The lamps went out; the rats came and ran across the floor; as the
hours crept on through midnight and past, the cold intensified and the
air of the room grew like ice. August did not move; he lay with his
face downward on the golden and rainbow hued pedestal of the household
treasure, which henceforth was to be cold for evermore, an exiled
thing in a foreign city in a far-off land.

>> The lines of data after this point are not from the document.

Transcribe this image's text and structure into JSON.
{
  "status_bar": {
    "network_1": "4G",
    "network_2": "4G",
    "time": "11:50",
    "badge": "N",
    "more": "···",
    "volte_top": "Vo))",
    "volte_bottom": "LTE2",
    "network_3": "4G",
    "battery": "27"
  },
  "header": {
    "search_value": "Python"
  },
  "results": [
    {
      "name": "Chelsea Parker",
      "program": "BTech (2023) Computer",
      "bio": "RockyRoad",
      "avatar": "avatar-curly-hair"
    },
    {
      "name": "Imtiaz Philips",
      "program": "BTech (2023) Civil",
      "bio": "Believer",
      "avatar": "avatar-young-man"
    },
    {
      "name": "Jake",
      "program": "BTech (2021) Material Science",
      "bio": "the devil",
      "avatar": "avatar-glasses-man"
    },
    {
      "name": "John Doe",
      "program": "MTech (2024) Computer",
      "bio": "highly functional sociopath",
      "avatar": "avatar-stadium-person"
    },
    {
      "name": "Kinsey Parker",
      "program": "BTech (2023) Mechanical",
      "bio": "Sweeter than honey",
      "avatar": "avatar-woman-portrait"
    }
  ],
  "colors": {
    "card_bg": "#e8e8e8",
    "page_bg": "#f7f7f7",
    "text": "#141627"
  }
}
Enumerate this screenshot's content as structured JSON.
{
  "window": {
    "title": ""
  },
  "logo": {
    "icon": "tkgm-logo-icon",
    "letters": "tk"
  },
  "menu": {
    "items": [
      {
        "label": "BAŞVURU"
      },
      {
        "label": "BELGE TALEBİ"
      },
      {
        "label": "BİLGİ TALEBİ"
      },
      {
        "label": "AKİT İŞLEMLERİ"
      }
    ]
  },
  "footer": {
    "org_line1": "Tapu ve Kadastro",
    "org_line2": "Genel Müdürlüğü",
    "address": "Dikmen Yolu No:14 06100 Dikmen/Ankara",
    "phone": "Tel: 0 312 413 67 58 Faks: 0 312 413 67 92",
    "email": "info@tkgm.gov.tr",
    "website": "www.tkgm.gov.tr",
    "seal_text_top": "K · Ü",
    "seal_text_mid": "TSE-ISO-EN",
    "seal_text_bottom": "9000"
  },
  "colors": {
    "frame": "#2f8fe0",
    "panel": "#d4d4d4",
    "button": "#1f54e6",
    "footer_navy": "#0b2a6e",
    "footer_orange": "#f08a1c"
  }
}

Whilst yet it was dark his three elder brothers came down the stairs
and let themselves out, each bearing his lantern and going to his work
in stone-yard and timber-yard and at the salt-works. They did not
notice him; they did not know what had happened.
A little later his sister came down with a light in her hand to make
ready the house ere morning should break.
She stole up to him and laid her hand on his shoulder timidly.
"Dear August, you must be frozen. August, do look up! do speak!"
August raised his eyes with a wild, feverish, sullen look in them that
she had never seen there. His face was ashen white: his lips were like
fire. He had not slept all night; but his passionate sobs had given
way to delirious waking dreams and numb senseless trances, which had
alternated one on another all through the freezing, lonely, horrible
hours.
"It will never be warm again," he muttered, "never again!"
Dorothea clasped him with trembling hands.
"August! do you not know me!" she cried, in an agony. "I am Dorothea.